Download the GMER Rootkit Scanner. Unzip it to your Desktop.

Before scanning, make sure all other running programs are closed and no other actions like a scheduled antivirus scan will occur while the scan is being performed. Do not use your computer for anything else during the scan.
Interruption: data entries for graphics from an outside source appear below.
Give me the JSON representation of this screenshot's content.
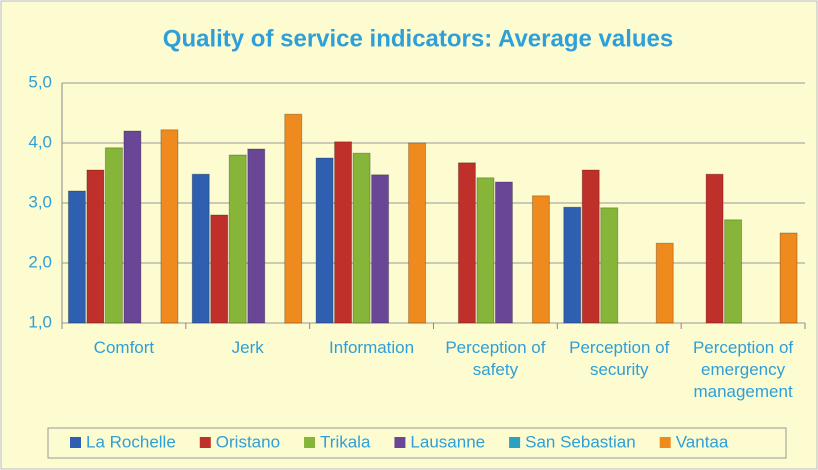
{
  "chart_data": {
    "type": "bar",
    "title": "Quality of service indicators: Average values",
    "categories": [
      "Comfort",
      "Jerk",
      "Information",
      "Perception of safety",
      "Perception of security",
      "Perception of emergency management"
    ],
    "series": [
      {
        "name": "La Rochelle",
        "color": "#2f5fb0",
        "values": [
          3.2,
          3.48,
          3.75,
          null,
          2.93,
          null
        ]
      },
      {
        "name": "Oristano",
        "color": "#c0302a",
        "values": [
          3.55,
          2.8,
          4.02,
          3.67,
          3.55,
          3.48
        ]
      },
      {
        "name": "Trikala",
        "color": "#86b53a",
        "values": [
          3.92,
          3.8,
          3.83,
          3.42,
          2.92,
          2.72
        ]
      },
      {
        "name": "Lausanne",
        "color": "#6a4796",
        "values": [
          4.2,
          3.9,
          3.47,
          3.35,
          null,
          null
        ]
      },
      {
        "name": "San Sebastian",
        "color": "#2d9fc0",
        "values": [
          null,
          null,
          null,
          null,
          null,
          null
        ]
      },
      {
        "name": "Vantaa",
        "color": "#ef8a1e",
        "values": [
          4.22,
          4.48,
          4.0,
          3.12,
          2.33,
          2.5
        ]
      }
    ],
    "ylim": [
      1,
      5
    ],
    "yticks": [
      {
        "value": 1,
        "label": "1,0"
      },
      {
        "value": 2,
        "label": "2,0"
      },
      {
        "value": 3,
        "label": "3,0"
      },
      {
        "value": 4,
        "label": "4,0"
      },
      {
        "value": 5,
        "label": "5,0"
      }
    ],
    "grid": true,
    "legend": "bottom"
  }
}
Double-click gmer.exe. The program will begin to run.

**Caution**
These types of scans can produce false positives. Do NOT take any action on any "<--- ROOKIT" entries unless advised by a trained Security Analyst

If possible rootkit activity is found, you will be asked if you would like to perform a full scan.

• Click NO
• In the right panel, you will see a bunch of boxes that have been checked ... leave everything checked and ensure the Show all box is Unchecked.
• Now click the Scan button.
  Once the scan is complete, you may receive another notice about rootkit activity.
• Click OK.
• GMER will produce a log. Click on the [Save..] button, and in the File name area, type in "GMER.txt"
• Save it where you can easily find it, such as your desktop.

Post the contents of GMER.txt in your next reply.